Roanoke Times Copyright (c) 1995, Landmark Communications, Inc. DATE: FRIDAY, April 22, 1994 TAG: 9404220188 SECTION: VIRGINIA PAGE: B-1 EDITION: METRO SOURCE: By BRIAN KELLEY STAFF WRITER DATELINE: LENGTH: Medium
It will be festive: old men and women and their children and grandchildren, gathering to remember a long-gone chapter of New River Valley history.
But there also will be a more somber purpose: honoring the dead.
The highlight will be the unveiling of a monument to 41 men and a boy who died in mine-related accidents, including the April 18, 1946, explosion that killed 12 deep inside the Great Valley Anthracite Mine near McCoy.
"We want it to be very sacred and a solemn tribute, really focused on the contributions of our fathers and grandfathers," Jimmie Lee Price, co-chairman, along with Kenneth McCoy, said of Coal Miners' Day.
The event, which runs from noon to 4 at the ballpark in McCoy, is open to all. The McCoy Ruritans will serve a benefit meal, featuring beef tips and homemade pie, at noon. There will be speakers aplenty - including preachers, politicians and professors - and a ceremony during which the nearest relative or descendant of each fallen miner will place a flower in a wreath.
Though usually associated with far Southwest Virginia, coal mining was the major industry in Montgomery County for decades and was crucial to communities such as Merrimac, McCoy, Wake Forest and Coal Bank Hollow.
The last major anthracite mine closed more than 40 years ago, surpassed in economic importance by the Radford Army Ammunition Plant and Virginia Tech.
Price and about a dozen other men began organizing the tribute just two months ago, following a series of articles about the old mines published in January in the Roanoke Times & World-News. Their ranks have grown to more than 60.
Price said the articles ignited an interest in holding a miners' reunion that had been smouldering for some time as the old miners age. "We're losing a visible part of our mining heritage," he said.
Ira Long, a veteran Montgomery County supervisor and a miner in his youth, said he has never seen anything like it. The event has linked communities and people across the county. "This thing has sort of snowballed," he said.
The point is to honor the surviving miners - organizers expect 75 to 100 to show up, some of whom will put their old tools and gear on display - and let their descendants learn about the role of mining in the region's history.
That excites supervisors' Chairman Larry Linkous, 40, who comes from a long line of miners. "The younger generation doesn't know about it," he said. "My relatives ... worked in the mines. Even that close, my generation doesn't know about it. This is something that brought to light a real important part of Montgomery County history that's been forgotten."

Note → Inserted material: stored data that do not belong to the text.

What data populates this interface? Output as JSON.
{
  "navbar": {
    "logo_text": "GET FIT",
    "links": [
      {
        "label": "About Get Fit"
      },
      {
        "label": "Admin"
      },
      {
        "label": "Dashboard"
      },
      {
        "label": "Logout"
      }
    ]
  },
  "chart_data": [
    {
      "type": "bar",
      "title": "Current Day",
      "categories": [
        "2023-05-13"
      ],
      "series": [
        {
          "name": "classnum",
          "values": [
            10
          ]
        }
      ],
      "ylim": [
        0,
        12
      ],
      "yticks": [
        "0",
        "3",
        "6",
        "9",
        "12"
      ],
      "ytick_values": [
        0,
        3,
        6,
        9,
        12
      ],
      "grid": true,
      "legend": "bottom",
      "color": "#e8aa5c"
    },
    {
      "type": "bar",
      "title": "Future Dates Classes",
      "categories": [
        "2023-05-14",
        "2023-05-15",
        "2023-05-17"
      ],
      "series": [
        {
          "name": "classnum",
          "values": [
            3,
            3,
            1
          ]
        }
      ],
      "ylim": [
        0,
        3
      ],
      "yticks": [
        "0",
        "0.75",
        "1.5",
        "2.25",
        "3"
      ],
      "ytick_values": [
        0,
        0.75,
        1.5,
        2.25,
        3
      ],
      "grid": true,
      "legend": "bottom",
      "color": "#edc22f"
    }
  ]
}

The monument has been a labor of love. Organizers have spent $5,500 so far on building it, most of that raised in $5, $10 and $20 donations, Price said. They hope to raise about $3,000 more this weekend through the benefit lunch and the sales of T-shirts and ball caps. That will pay for the capstones to finish it.
The fieldstone structure - shaped to symbolize a mine opening - is 15 feet long and tops out at 8 feet high, with three black granite slabs inlaid that list the names of the dead, including Alford Shepard, a boy killed in a steam boiler explosion in the 1930s as he stopped by a mine to drop off his father's lunch.

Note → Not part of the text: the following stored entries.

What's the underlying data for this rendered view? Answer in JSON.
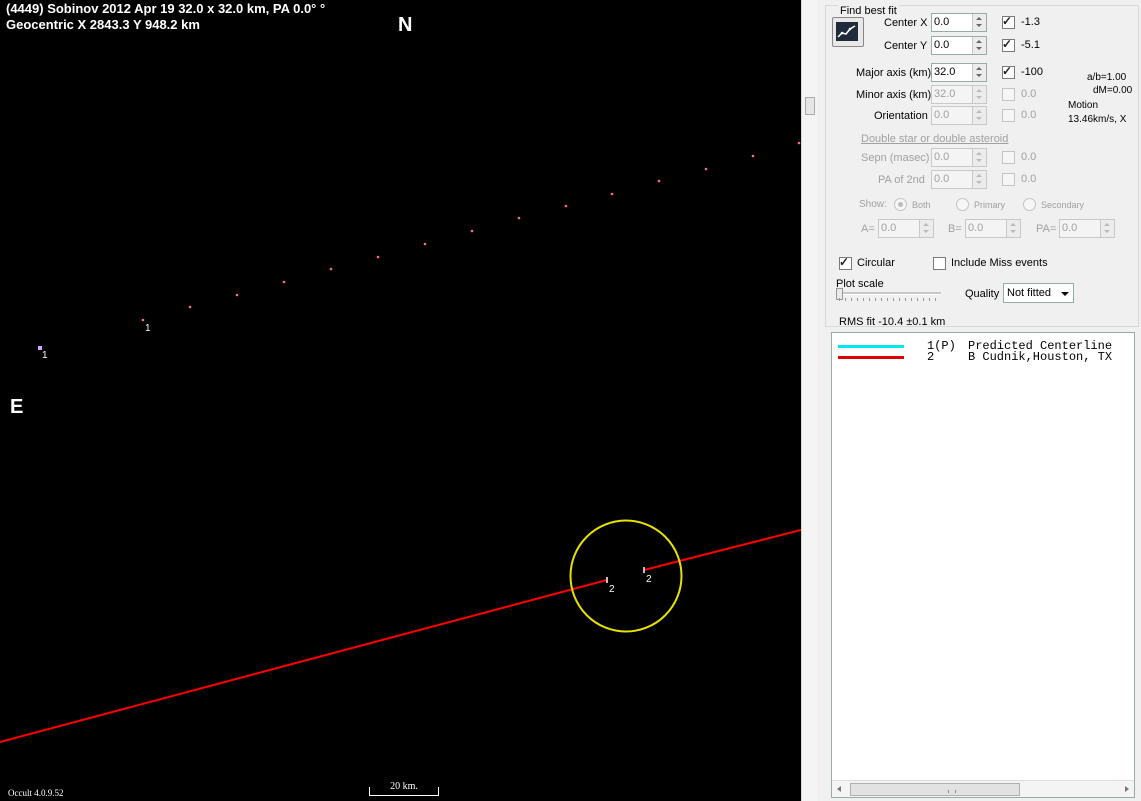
{
  "plot": {
    "header_line1": "(4449) Sobinov  2012 Apr 19   32.0 x 32.0 km,  PA 0.0° °",
    "header_line2": "Geocentric  X  2843.3  Y 948.2 km",
    "north_label": "N",
    "east_label": "E",
    "version": "Occult 4.0.9.52",
    "scale_label": "20 km.",
    "chord_labels": {
      "predicted_a": "1",
      "predicted_b": "1",
      "observer_a": "2",
      "observer_b": "2"
    },
    "colors": {
      "background": "#000000",
      "predicted_path": "#ff6b8a",
      "observer_chord": "#ff0000",
      "asteroid_outline": "#e8e000"
    }
  },
  "panel": {
    "find_best_fit": {
      "title": "Find best fit",
      "fit_button_icon": "fit-graph-icon",
      "center_x": {
        "label": "Center X",
        "value": "0.0",
        "checked": true,
        "result": "-1.3"
      },
      "center_y": {
        "label": "Center Y",
        "value": "0.0",
        "checked": true,
        "result": "-5.1"
      },
      "major_axis": {
        "label": "Major axis (km)",
        "value": "32.0",
        "checked": true,
        "result": "-100"
      },
      "minor_axis": {
        "label": "Minor axis (km)",
        "value": "32.0",
        "checked": false,
        "result": "0.0"
      },
      "orientation": {
        "label": "Orientation",
        "value": "0.0",
        "checked": false,
        "result": "0.0"
      },
      "ratio_ab": "a/b=1.00",
      "delta_m": "dM=0.00",
      "motion_label": "Motion",
      "motion_value": "13.46km/s, X"
    },
    "double_star": {
      "title": "Double star  or  double asteroid",
      "sepn": {
        "label": "Sepn (masec)",
        "value": "0.0",
        "result": "0.0"
      },
      "pa_2nd": {
        "label": "PA of 2nd",
        "value": "0.0",
        "result": "0.0"
      },
      "show_label": "Show:",
      "show_options": [
        "Both",
        "Primary",
        "Secondary"
      ],
      "a_label": "A=",
      "a_value": "0.0",
      "b_label": "B=",
      "b_value": "0.0",
      "pa_label": "PA=",
      "pa_value": "0.0"
    },
    "circular_label": "Circular",
    "circular_checked": true,
    "include_miss_label": "Include Miss events",
    "include_miss_checked": false,
    "plot_scale_label": "Plot scale",
    "quality_label": "Quality",
    "quality_value": "Not fitted",
    "rms_fit": "RMS fit -10.4 ±0.1 km",
    "legend": [
      {
        "num": "1(P)",
        "text": "Predicted Centerline",
        "color": "#00e8f0"
      },
      {
        "num": "2",
        "text": "B Cudnik,Houston, TX",
        "color": "#e00000"
      }
    ]
  }
}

W.C. Saville, a former miner, Virginia Tech retiree and rock-work expert, laid the stone with Ira Smith Jr., who works for Tech, Price said.
They donated their time, as did many others, including brothers Ronald and Thomas Eaves from the black mining community of Wake Forest. They lost their father, Isaac, in a 1953 mine rock fall.

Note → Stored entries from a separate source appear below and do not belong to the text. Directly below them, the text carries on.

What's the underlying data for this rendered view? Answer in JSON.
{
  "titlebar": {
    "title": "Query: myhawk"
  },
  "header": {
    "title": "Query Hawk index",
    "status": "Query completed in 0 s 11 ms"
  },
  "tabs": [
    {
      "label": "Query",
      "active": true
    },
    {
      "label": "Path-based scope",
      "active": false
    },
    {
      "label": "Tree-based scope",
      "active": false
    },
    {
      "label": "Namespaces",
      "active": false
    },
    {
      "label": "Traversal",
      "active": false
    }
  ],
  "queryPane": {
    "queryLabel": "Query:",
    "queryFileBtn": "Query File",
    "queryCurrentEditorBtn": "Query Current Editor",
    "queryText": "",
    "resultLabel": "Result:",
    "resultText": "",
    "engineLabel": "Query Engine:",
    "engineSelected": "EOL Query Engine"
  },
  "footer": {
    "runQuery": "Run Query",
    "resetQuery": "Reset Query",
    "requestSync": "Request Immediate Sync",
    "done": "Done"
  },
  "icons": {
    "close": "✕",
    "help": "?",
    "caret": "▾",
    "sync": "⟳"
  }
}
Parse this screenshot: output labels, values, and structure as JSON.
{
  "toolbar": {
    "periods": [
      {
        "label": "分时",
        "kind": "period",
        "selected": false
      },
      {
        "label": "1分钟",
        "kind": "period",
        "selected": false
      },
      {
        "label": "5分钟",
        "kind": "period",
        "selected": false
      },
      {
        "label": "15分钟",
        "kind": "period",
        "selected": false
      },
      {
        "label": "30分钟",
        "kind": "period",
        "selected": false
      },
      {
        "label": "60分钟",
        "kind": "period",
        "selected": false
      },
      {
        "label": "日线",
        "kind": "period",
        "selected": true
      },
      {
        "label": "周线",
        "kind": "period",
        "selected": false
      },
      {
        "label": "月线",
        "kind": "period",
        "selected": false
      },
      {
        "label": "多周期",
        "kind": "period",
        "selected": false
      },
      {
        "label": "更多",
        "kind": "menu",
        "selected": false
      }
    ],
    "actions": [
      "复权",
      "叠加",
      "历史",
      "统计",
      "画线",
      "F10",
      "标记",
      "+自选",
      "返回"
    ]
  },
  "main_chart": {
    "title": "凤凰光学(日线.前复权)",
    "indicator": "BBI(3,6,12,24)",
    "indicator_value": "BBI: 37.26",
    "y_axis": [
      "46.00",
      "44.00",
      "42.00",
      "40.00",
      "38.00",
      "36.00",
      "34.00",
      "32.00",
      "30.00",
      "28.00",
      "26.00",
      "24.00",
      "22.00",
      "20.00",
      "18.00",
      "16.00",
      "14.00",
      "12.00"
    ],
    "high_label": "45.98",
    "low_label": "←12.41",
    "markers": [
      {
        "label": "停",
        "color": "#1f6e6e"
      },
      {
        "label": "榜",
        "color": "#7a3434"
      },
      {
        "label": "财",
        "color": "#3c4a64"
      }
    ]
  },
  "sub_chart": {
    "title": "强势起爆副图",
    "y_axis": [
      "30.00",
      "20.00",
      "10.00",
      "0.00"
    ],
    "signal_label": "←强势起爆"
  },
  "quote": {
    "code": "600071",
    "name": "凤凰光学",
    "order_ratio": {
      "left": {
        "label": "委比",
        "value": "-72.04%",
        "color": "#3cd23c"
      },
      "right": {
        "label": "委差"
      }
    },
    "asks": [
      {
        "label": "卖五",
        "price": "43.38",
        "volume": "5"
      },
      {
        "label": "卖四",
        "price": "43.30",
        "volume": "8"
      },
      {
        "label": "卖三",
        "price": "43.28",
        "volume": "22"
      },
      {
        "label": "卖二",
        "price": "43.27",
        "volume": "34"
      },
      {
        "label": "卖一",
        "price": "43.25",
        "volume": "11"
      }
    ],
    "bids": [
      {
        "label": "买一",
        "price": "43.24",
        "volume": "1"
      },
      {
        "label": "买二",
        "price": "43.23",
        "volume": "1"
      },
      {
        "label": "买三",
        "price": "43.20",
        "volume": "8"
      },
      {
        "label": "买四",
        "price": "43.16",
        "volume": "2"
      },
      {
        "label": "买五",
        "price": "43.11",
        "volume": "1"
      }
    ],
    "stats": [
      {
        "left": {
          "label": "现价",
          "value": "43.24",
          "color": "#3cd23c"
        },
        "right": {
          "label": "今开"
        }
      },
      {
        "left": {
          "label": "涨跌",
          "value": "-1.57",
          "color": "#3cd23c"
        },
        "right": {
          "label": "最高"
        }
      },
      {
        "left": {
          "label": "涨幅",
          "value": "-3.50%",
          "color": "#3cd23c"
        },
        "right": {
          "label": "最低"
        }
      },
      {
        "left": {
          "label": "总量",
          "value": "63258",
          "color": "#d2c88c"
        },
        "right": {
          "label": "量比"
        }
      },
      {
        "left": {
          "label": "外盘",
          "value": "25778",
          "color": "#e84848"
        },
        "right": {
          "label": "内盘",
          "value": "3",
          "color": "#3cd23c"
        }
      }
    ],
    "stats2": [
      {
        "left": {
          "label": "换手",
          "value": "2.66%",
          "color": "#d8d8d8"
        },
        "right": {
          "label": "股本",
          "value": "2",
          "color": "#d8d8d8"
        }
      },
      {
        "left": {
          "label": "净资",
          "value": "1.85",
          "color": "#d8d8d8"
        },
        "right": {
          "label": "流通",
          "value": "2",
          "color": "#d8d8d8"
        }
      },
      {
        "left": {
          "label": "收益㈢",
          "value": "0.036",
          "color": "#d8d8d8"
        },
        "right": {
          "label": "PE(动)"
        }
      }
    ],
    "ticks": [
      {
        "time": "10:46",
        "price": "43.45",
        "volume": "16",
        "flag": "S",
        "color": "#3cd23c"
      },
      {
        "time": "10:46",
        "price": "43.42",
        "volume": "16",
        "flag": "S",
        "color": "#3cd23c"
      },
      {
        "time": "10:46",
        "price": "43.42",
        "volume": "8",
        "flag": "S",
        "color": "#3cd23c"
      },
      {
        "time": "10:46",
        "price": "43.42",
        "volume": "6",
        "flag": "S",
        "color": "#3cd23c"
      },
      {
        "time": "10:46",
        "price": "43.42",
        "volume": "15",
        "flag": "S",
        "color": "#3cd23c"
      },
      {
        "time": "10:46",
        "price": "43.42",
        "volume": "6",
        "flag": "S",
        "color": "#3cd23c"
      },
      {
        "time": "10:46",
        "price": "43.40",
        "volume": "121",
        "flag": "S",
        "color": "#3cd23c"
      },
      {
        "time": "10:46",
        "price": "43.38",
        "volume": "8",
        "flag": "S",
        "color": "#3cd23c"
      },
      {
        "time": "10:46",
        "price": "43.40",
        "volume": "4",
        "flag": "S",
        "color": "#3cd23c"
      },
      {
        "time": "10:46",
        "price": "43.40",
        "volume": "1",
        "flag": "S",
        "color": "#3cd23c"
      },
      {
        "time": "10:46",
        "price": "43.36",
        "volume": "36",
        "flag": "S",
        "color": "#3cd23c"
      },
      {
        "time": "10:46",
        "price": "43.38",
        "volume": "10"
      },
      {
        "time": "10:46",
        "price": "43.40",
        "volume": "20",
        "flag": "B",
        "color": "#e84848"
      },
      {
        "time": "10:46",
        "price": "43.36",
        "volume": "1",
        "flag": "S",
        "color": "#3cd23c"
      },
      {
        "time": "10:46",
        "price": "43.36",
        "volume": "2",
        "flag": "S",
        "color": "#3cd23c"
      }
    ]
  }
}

There will be a tent, so the event will go on, rain or shine. The Sheriff's Office will direct traffic to auxiliary parking areas. To get there, head west from Blacksburg on Prices Fork Road, then turn right on Virginia 652, McCoy Road.
"It has really brought the two communities of Merrimac and McCoy together," Linkous said. "This is not something that government decided to do or people are being paid to do. This is something that citizens decided to do by themselves."